You are ready to run your analyses! That said, we strongly recommend starting with a small example we prepared for you.

Note

  • When launching the container with docker, the lopesi2bc/orfmine:latest part can be changed if you want to launch a specific version of ORFmine. For example : lopesi2bc/orfmine:v0.8.7.
  • If you do not know which versions you have on your computer, you can print them by typing docker image ls
  • WARNING: please keep in mind that, once launched, you work inside the container. Filenames in the command lines must, therefore, be indicated either alone (i.e. without any path) or prefixed with the path of the folder as it is inside the container (i.e. path relative to the container not to your local machine - e.g. /database, /fastq, /workdir). For example, when running ORFold, the fasta filenames must be indicated in the command line as follows: orfold -faa sequences.fasta OR orfold -faa /database/sequences.fasta Again, do not indicate the path of the sequences.fasta file according to your local machine architecture - the container only refers to its relative paths.

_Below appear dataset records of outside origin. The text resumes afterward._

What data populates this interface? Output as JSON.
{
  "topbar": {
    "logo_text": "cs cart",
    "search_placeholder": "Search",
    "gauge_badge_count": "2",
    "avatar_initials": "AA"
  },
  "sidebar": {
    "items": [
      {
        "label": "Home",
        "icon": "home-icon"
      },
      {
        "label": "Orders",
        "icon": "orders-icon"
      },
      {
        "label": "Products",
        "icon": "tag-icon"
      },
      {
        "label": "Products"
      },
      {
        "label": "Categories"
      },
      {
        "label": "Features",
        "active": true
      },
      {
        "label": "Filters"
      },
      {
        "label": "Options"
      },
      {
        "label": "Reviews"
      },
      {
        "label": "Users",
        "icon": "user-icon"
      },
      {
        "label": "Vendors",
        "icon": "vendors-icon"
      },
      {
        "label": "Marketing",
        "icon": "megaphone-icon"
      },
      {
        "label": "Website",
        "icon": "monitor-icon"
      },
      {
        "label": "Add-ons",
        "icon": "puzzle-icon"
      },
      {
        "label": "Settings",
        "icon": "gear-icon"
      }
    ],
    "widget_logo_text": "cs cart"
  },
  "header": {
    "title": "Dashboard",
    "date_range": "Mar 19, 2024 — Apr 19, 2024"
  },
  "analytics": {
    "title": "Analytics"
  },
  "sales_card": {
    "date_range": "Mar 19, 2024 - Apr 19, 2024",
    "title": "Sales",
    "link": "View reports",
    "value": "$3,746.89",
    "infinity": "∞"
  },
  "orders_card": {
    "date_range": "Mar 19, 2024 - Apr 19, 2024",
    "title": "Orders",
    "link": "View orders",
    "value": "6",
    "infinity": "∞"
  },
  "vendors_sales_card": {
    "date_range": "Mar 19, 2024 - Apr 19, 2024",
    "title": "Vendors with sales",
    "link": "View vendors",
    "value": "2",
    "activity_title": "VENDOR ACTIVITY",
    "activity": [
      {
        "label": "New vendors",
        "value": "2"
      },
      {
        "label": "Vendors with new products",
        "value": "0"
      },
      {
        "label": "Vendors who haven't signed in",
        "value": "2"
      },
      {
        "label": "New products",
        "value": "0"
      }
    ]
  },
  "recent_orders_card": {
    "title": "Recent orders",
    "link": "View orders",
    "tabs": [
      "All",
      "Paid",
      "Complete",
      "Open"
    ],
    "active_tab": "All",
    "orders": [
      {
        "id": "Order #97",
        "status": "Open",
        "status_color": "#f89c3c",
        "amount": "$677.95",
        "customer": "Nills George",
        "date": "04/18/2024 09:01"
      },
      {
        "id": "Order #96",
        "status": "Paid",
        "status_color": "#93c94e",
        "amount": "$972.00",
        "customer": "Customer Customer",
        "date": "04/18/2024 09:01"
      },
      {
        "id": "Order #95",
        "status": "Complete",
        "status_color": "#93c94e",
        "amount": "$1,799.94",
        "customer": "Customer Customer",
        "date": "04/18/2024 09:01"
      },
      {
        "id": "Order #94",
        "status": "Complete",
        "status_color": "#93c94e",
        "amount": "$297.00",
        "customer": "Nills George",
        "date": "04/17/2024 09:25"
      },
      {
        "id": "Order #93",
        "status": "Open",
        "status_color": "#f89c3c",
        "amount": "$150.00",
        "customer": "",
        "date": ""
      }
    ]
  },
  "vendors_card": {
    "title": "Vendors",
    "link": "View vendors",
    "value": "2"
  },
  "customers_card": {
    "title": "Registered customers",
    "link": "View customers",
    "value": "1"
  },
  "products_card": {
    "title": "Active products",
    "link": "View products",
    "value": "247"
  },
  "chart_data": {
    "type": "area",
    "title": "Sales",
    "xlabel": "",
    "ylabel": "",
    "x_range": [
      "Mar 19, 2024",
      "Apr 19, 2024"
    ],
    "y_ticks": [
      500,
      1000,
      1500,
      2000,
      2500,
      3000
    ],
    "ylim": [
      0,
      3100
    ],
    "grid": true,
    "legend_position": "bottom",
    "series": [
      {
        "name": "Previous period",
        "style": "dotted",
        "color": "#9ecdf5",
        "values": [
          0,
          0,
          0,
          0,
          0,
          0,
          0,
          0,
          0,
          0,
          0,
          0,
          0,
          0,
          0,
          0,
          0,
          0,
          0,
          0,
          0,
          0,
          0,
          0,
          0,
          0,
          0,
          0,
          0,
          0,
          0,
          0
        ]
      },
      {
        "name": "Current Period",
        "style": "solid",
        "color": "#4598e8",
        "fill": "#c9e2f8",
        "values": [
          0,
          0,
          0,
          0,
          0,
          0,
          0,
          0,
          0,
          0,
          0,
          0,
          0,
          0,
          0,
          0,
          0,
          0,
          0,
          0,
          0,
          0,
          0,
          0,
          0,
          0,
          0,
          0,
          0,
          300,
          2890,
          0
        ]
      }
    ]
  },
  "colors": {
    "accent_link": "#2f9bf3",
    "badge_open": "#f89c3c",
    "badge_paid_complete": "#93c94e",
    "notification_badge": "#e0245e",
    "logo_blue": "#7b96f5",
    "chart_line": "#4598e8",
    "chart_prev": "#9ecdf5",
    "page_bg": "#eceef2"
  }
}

  • If you want autocompletion when writing the filenames, you need to precise the path of the folder containing the corresponding files (relative path according to the container).
  • You can verify the content of your directories as follows: ls /workdir/ This should display all the files and folders of the working directory. Or : ls /database/ This should display all the files and folders of the data folder containing all the data files (fasta, gff, ...).